Bu arada, güvenlik açığından endişe duyan müşteriler, SYNC 3 bilgi-eğlence sisteminin Ayarlar menüsünden WiFi işlevini kapatabilirler.”
Amerikalı otomobil üreticisi, herhangi bir endişeyi daha da yatıştırmak için, kusurdan yararlanmanın kolay olmadığını ve bu olası olmayan senaryoda bile, hedeflenen araçların güvenliğini riske atmayacağını da belirtti.
Ford, “Bugüne kadar, bu güvenlik açığından yararlanıldığına dair hiçbir kanıt görmedik; bu, büyük olasılıkla önemli bir uzmanlık gerektirecek ve ayrıca kontağı ve WiFi ayarı açık olan bireysel bir aracın fiziksel olarak yakınında bulunmayı da içerecektir,” diye açıklıyor Ford.

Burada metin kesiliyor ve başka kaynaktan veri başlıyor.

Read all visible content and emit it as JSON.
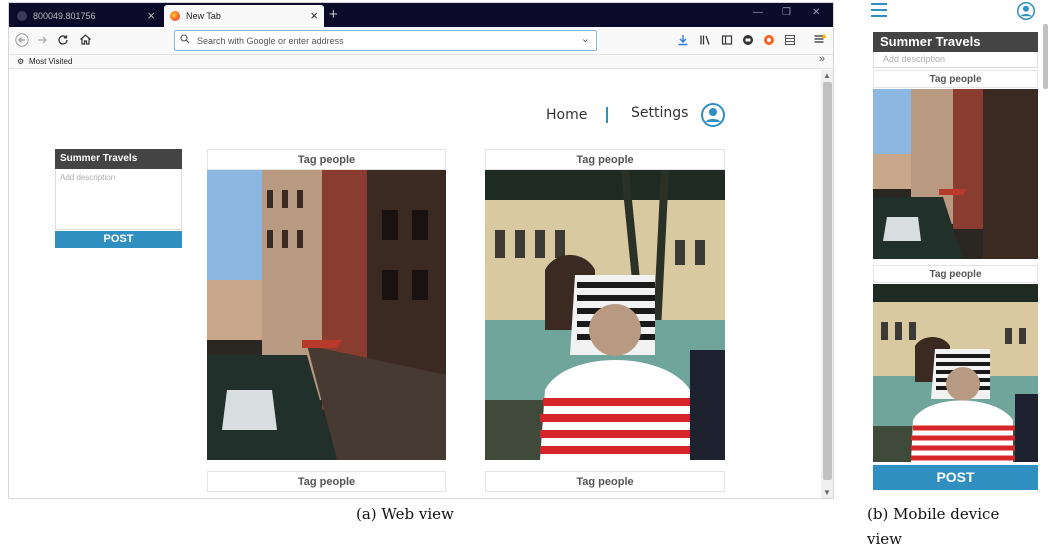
{
  "web": {
    "browser": {
      "tabs": [
        {
          "label": "800049.801756"
        },
        {
          "label": "New Tab"
        }
      ],
      "close_glyph": "×",
      "new_tab_glyph": "+",
      "window_controls": [
        "—",
        "❐",
        "✕"
      ],
      "nav_icons": [
        "back-icon",
        "forward-icon",
        "reload-icon",
        "home-icon"
      ],
      "address_placeholder": "Search with Google or enter address",
      "toolbar_icons": [
        "download-icon",
        "library-icon",
        "sidebar-icon",
        "account-icon",
        "extension-icon",
        "menu-icon"
      ],
      "bookmark_label": "Most Visited",
      "bookmark_more": "»"
    },
    "site": {
      "nav_home": "Home",
      "nav_settings": "Settings",
      "accent": "#2f8fc1"
    },
    "composer": {
      "album_title": "Summer Travels",
      "description_placeholder": "Add description",
      "post_label": "POST"
    },
    "cards": [
      {
        "tag_label": "Tag people",
        "bottom_tag_label": "Tag people",
        "photo": "venice-canal-street"
      },
      {
        "tag_label": "Tag people",
        "bottom_tag_label": "Tag people",
        "photo": "gondolier-and-passenger"
      }
    ]
  },
  "mobile": {
    "album_title": "Summer Travels",
    "description_placeholder": "Add description",
    "tag_labels": [
      "Tag people",
      "Tag people"
    ],
    "post_label": "POST"
  },
  "captions": {
    "web": "(a) Web view",
    "mobile_line1": "(b) Mobile device",
    "mobile_line2": "view"
  }
}
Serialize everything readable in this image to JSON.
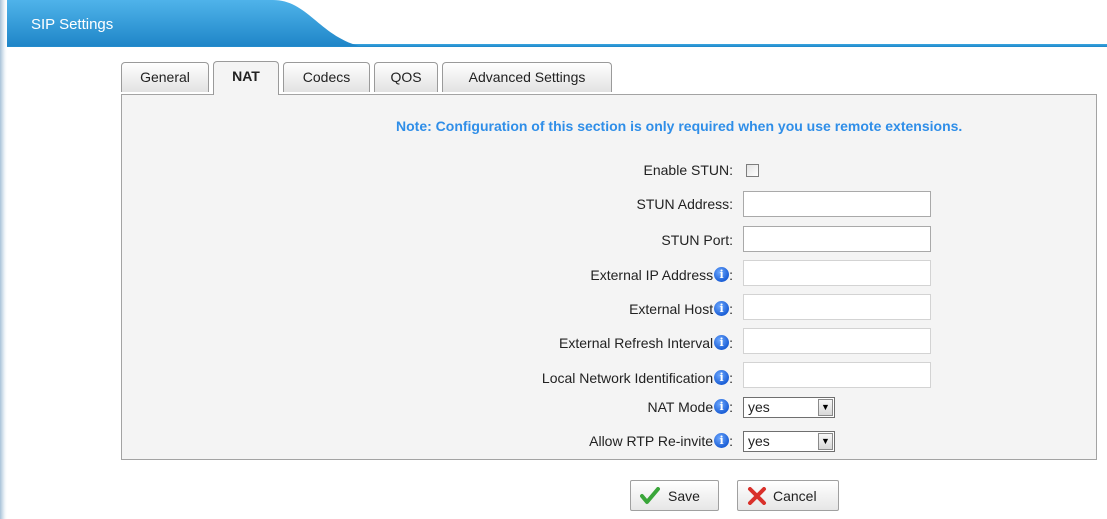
{
  "header": {
    "title": "SIP Settings"
  },
  "tabs": [
    {
      "label": "General"
    },
    {
      "label": "NAT"
    },
    {
      "label": "Codecs"
    },
    {
      "label": "QOS"
    },
    {
      "label": "Advanced Settings"
    }
  ],
  "active_tab": "NAT",
  "note": "Note: Configuration of this section is only required when you use remote extensions.",
  "fields": {
    "enable_stun": {
      "label": "Enable STUN:",
      "checked": false
    },
    "stun_address": {
      "label": "STUN Address:",
      "value": ""
    },
    "stun_port": {
      "label": "STUN Port:",
      "value": ""
    },
    "external_ip": {
      "label": "External IP Address",
      "value": ""
    },
    "external_host": {
      "label": "External Host",
      "value": ""
    },
    "external_refresh": {
      "label": "External Refresh Interval",
      "value": ""
    },
    "local_network": {
      "label": "Local Network Identification",
      "value": ""
    },
    "nat_mode": {
      "label": "NAT Mode",
      "value": "yes"
    },
    "allow_rtp_reinvite": {
      "label": "Allow RTP Re-invite",
      "value": "yes"
    }
  },
  "label_suffix": ":",
  "info_glyph": "i",
  "dropdown_glyph": "▼",
  "buttons": {
    "save": "Save",
    "cancel": "Cancel"
  },
  "icons": {
    "info": "info-icon",
    "save": "checkmark-icon",
    "cancel": "x-icon",
    "dropdown": "dropdown-arrow-icon"
  },
  "colors": {
    "header_blue": "#1f86c8",
    "note_blue": "#2f8ee8",
    "panel_bg": "#f4f4f4",
    "save_green": "#3aa63a",
    "cancel_red": "#d9302a"
  }
}
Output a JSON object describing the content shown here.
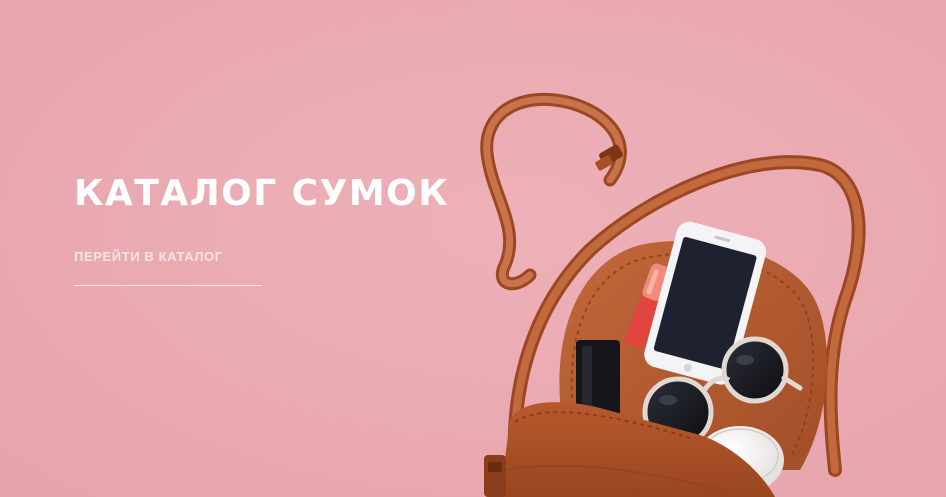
{
  "banner": {
    "title": "КАТАЛОГ СУМОК",
    "link_label": "ПЕРЕЙТИ В КАТАЛОГ"
  },
  "colors": {
    "background": "#eaaab2",
    "bag_leather": "#b65b33",
    "text": "#ffffff"
  },
  "icons": [
    "bag-photo"
  ]
}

“Araştırmamız ayrıca, bu güvenlik açığından yararlanılması durumunda, olası olmasa da, araçta bulunanların güvenliğini etkilemeyeceğini, çünkü bilgi-eğlence sistemi direksiyon, kısma ve fren gibi kontrollere karşı güvenlik duvarına sahip olduğunu buldu.”
Son olarak şirket, araçlarında güvenlik açıkları keşfeden tüm güvenlik araştırmacılarını, raporlarını doğrudan şirketin bugüne kadar yaklaşık 2.500 hatayı çözdüğü HackerOne programına göndermeye davet ediyor.